While food safety is important year-round, summertime presents additional challenges.
“During the summer months, it’s more common to find people eating outdoors,” said Noel Slaughter, RD, director of nutrition services at Dignity Health Sierra Nevada Memorial Hospital. “Anytime you have food sitting out in warm weather, it is at risk. Add to that the special challenges presented by grilling and you have what could be a recipe for foodborne illness.”
While grilling is a popular summertime cooking method, many people do not take the precautions necessary to ensure that the food they grill is cooked properly and safely.
“Grilling is not an exact science,” explained Slaughter. “Cooking times can vary by a lot, depending on the heat of the grill and the type and cut of meat. Getting meat to the right temperature isn’t as easy as following a recipe.”
Fortunately, the key to ensuring meat is cooked to the proper temperature is simple and cheap – use a meat thermometer (see inset for recommended temperatures). But according to the USDA, only 34 percent of Americans use a thermometer when cooking hamburgers on the grill.
“The best and only way to make sure bacteria have been killed and food is safe to eat is by cooking it to the correct internal temperature,” said Slaughter. “And the only way to test that is with a food thermometer.”
In addition to monitoring food temperature, there are other steps you should take to ensure food safety even before the meat hits the grill, Slaughter explained.

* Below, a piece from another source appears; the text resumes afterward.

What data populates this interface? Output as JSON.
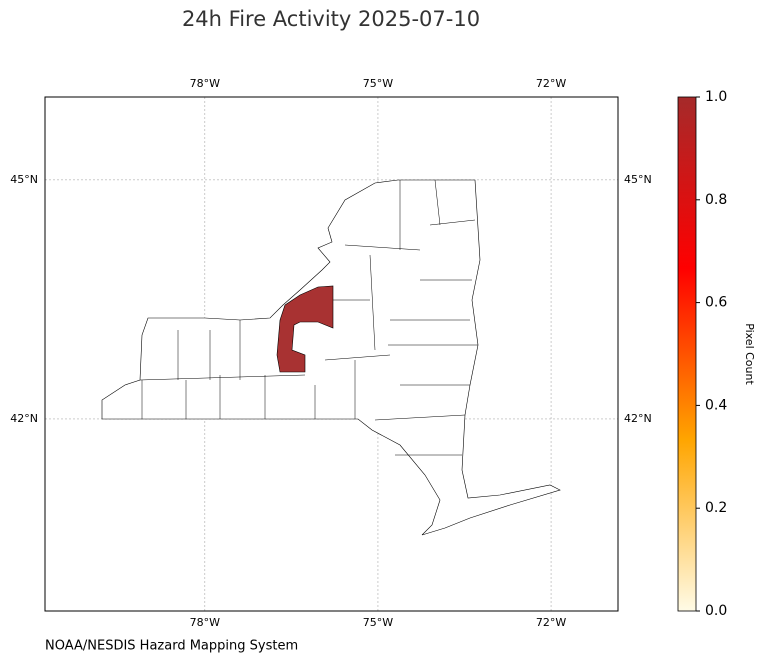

“First, meat needs to be kept contained and separate from other foods in the refrigerator. Check out the packaging on meat – if it is leaking or dripping, put it on a plate or in a bag. Clean up any spills thoroughly.”
If you use a marinade, do not reuse the same marinade as a sauce. Rather, reserve some marinade and keep it separate from the raw meat. And never allow meat to marinate at room temperature.
“Raw meat needs to stay cold (41 degrees or cooler) until it is cooked,” said Slaughter. “Do not leave meat to thaw on the kitchen counter or to sit in marinade at room temperature.”
The USDA recommends using ground meat within one or two days of purchase. Steaks, roasts and chops should be used within five days, unless the store label indicates sooner.
Pay attention to the cutting boards and utensils you use with raw meat. Never reuse a cutting board or plate that had raw meat on it without thoroughly washing with hot, soapy water. And don’t use the same utensils on raw and cooked foods.
Once the cooking and eating is over, don’t get too comfortable – your work isn’t done!
“When the temperature is over 90 degrees, it’s especially important to put leftover food in the refrigeration within an hour,” said Slaughter. “If you are at home, put the food in closed containers in the refrigerator or freezer. If you are at a picnic, be sure the ice in your cooler is still frozen before trusting it to keep your leftovers cold. Food needs to be kept at 41 degrees or below to prevent bacteria growth.”
Slaughter says by taking a few precautions, you can ensure that your family safely enjoys the fun and flavor associated with summertime grilling.
“Grilling is a great way to prepare healthy, flavorful food. By using lean meats with marinades that contain healthy oils, you can quickly and easily cook a nutritious main course without heating up your kitchen. Throw a few vegetables on the grill, too, and you have the makings of a tasty summertime dinner!”
All physicians providing care for patients at SNMH are members of the medical staff and are independent practitioners, not employees of the hospital.